Difficult Emotions

The Two Things to Give Up for Greater Joy and Purpose

Today I walked my dog virtually our neighborhood through freezing rain, dirty snow and slushy puddles. Of course, my neighborhood has seen many increasingly pleasant days and many increasingly will come. Knowing that only made me want to escape to one of those days, either past or future.

However, I resisted the pull considering I’ve given up “longing and rumination” for Lent.

During Lent, many Christians “give up” or “take on” something as a reminder and representation of Christ’s sacrifice leading to Easter. It’s meant to strengthen your connection with God and create increasingly space for Him in your life.

In my life, longing and rumination serve as an indulgence like chocolate or swig that fill space to be otherwise inhabited by God and other relationships. These longings and ruminations requite me a false sense of tenancy and distract me from real life—because real life can be hard.

young girl looking out a window

Are You Distracted by Longings and Ruminations?

The wordlist defines longings as “a strong desire expressly for something unattainable,” and rumination as going “over in the mind repeatedly.” Put simply, longings and ruminations are ideas, hopes, worries and memories that you turn over and over in your mind for emotional proceeds by remembering, imagining, fantasizing or wondering.

Longing is a “when this…” thought, while ruminations are “what if…” thoughts.

For example, you might be longing for:

  • Happy hour to start
  • The weekend to arrive
  • Better weather/summertime
  • The next holiday
  • Work to slow down
  • The kids to get older
  • Your health to improve
  • Better personal finances
  • Something heady in your social media feed
  • Lots of “likes” and “shares” of your last post

You may be ruminating on:

  • Whether you should have said that
  • Why you didn’t speak up
  • How that interaction should have gone differently
  • What’s causing the pain in your side
  • The things you don’t like well-nigh your job
  • The things you don’t like well-nigh your life
  • The things you don’t like well-nigh your partner

Even if they point to a good thing, persistent longings and ruminations steal you from the present moment, which is where life is. For all its “not yets,” regrets, fears and discomforts, only the present moment is really real. Relationships aren’t made in longings and ruminations. You can’t create, love or grow in your mind’s version of the past or future. We only have now.

What To Do Instead?

You’re encouraged in Lent to replace what you’re giving up with a practice that draws you closer to God, others and your cadre purpose. Following that model, here are three examples of practices I’ve been doing instead of longing and ruminating that have been game-changers for me:

  1. Noticing. The opposite of noticing is escaping and avoiding. So, in order to not escape and avoid, I’ve been very intentional well-nigh paying sustentation to my breath, the people virtually me and the movements of spirit and emotion. It’s very difficult to do this while looking at my phone. For example, I took my daughter on a stage last weekend and just sat watching her verisimilitude the menu rather than using it as a endangerment to succubus or trammels my texts.
  2. Appreciating.

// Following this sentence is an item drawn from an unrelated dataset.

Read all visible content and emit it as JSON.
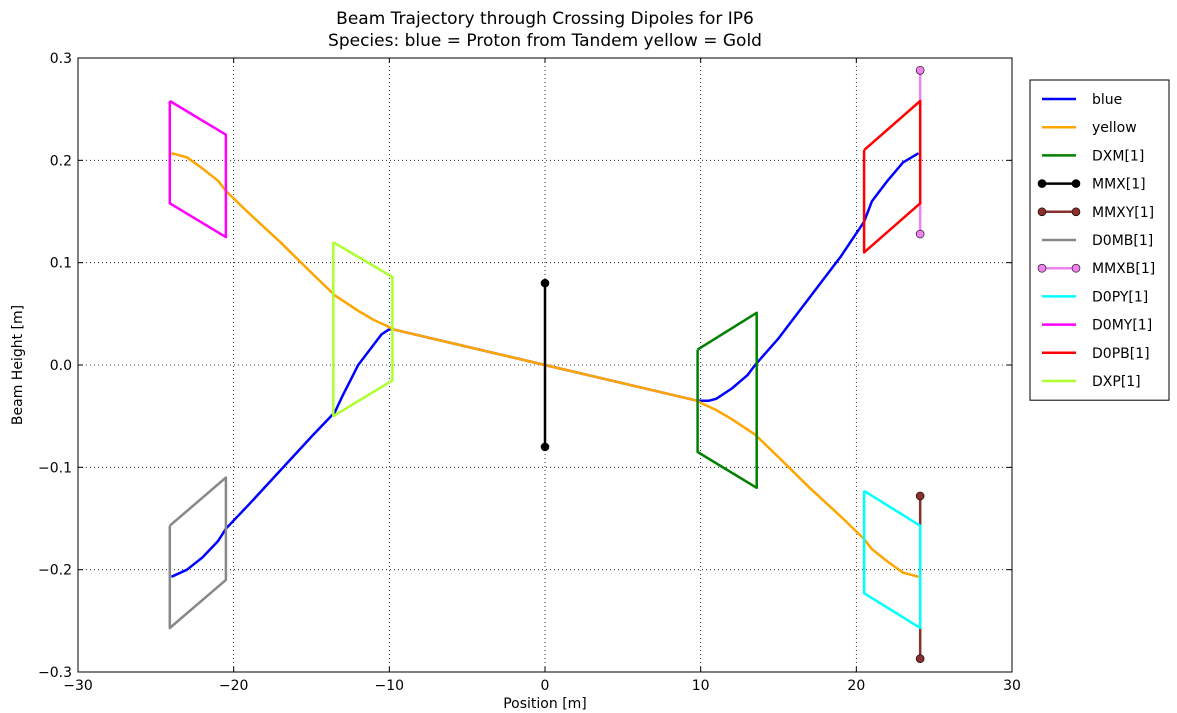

The opposite of appreciating is wishing, worrying and complaining. To fathom more, I’ve been making mental note of eyeful and blessing. It’s a form of asset-based thinking: looking at the resources rather than liabilities virtually me. Simply, it’s seeing the glass half full rather than half empty.
  3. Grinding. The opposite of grinding is coasting or resigning. By grinding I don’t necessarily midpoint working increasingly or harder, I midpoint choosing to do nonflexible meaningful things. As Duke women’s basketball mentor Kara Lawson challenged her players last year, it’s making the nomination to “handle nonflexible better.” Grinding is a form of unsuspicious the things that you don’t want to wits but that do matter in the long term. It’s deciding to take your walk through the neighborhood in the freezing rain and embrace it considering you superintendency well-nigh your dog and your health and the value of stuff outside.

Whether you observe Lent or not, here’s where we can all agree: Spending your energy on longings and ruminations robs you of life.

Consider giving it up for the next 40 days and see what happens. If it works as well as I think it will, you’ll find greater joy and purpose… plane through the nonflexible seasons.